February 25, 2020


Binge Eating Disorder (BED) is the most common eating disorder in the United States!1 3 out of 10 people trying to lose weight show signs of BED.2 In fact, more people struggle with BED than anorexia or bulimia combined!1,2

Binge Eating Disorder (BED) is consuming significantly more than a normal person would “overeat” at one sitting, eating until extremely uncomfortable, feeling unable to stop, feeling guilty or disgusted with the amount eaten, possibly attempting to purge or exercise as damage control. Binge eating is also typically done alone due embarrassment and shame (been there!)

I don’t talk about this often, because I haven’t struggled with binge eating for years now. But after my first baby, I was in very dark place where I hated how I looked and who I’d become. That self-loathing would manifest as eating a horrendous amount of food. One girl I spoke to with the same issue said she hated herself so much she wanted to see how much she could eat to kill herself. This is a serious issue!

Others report different reasons for binge eating: anxiety, stress, feeling unloved, depression, past abuse, traumatic events or loss, and food addiction, to name the most common.

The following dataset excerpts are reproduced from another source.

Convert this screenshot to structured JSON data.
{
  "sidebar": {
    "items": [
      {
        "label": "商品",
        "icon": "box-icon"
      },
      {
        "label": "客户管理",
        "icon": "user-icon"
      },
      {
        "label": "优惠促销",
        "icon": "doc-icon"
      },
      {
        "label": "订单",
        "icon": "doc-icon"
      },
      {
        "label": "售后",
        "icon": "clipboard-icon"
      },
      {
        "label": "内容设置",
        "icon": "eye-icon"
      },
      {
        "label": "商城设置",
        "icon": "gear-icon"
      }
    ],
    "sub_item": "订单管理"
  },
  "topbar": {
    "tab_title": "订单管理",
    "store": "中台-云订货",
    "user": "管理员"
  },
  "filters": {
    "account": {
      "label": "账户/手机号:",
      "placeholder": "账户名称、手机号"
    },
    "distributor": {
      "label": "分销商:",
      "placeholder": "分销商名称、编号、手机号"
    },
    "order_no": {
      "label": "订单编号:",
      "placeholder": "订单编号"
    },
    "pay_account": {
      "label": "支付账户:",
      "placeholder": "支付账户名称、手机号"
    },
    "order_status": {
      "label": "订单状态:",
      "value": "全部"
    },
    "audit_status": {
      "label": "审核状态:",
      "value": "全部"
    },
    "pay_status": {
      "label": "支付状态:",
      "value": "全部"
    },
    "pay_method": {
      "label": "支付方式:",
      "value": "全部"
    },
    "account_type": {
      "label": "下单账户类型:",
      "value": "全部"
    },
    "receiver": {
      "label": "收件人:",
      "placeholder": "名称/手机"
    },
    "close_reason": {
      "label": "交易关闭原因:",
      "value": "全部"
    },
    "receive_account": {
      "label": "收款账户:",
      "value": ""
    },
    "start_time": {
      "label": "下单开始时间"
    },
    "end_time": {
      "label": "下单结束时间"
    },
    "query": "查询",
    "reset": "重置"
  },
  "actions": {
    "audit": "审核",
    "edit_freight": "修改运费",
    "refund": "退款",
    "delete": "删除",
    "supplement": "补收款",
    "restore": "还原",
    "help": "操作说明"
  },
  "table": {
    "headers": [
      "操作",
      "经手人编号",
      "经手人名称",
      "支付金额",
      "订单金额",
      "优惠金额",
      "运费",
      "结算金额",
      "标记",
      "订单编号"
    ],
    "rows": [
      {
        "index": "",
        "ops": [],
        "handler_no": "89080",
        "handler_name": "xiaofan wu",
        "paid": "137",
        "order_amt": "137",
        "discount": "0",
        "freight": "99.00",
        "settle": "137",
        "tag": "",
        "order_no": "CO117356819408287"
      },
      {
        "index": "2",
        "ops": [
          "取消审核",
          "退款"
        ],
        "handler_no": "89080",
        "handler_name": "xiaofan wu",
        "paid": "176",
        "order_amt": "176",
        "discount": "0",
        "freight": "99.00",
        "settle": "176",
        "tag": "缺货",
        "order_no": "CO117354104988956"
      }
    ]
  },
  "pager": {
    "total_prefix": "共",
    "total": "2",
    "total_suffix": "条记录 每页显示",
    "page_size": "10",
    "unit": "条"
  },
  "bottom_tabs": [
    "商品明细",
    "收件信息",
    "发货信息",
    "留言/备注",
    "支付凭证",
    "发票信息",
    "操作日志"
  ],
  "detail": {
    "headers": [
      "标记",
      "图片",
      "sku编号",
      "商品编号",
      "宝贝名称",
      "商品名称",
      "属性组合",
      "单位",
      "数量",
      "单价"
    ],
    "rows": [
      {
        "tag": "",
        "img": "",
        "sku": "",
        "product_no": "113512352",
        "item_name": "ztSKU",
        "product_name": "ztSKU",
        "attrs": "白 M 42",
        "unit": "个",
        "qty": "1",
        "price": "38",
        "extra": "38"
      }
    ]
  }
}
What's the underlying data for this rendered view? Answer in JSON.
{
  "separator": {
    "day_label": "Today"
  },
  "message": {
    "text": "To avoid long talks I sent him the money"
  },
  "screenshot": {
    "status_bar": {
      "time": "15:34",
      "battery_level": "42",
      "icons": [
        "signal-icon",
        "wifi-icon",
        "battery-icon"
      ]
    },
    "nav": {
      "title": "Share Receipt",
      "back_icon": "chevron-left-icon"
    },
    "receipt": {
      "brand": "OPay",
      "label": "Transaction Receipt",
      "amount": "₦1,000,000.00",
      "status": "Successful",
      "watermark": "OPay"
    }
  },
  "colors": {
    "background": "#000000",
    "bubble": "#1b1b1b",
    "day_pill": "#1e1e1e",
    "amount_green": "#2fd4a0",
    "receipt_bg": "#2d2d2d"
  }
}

I know all too well how helpless and trapped you feel. You vow to never binge again, get everything out of the house that you would possibly want to binge on… then the opportunity presents itself and you lose control. There were times I would binge up to 5,000kcal in a single day, all while wanting to stop and being so angry at myself for not being able to.

It took me an entire year to overcome BED! What I learned was that binge eating is not a food issue, it’s a mind issue. It’s not the chips or pizza or cake that “makes” you binge, it’s an underlying belief (or beliefs) that you’ve reinforced in your mind.

For example:
“I am such a failure, I might as well embrace it.”
“I am so fat, and it’s because I can’t control my eating.”
“Everything is falling apart and I have no control.”
“Every time this food is in the house, I can’t stop eating it.”
“This is a trigger food, so if I eat it all now I won’t have the temptation tomorrow.”
“Everything is hopeless, I might as well eat myself to death.”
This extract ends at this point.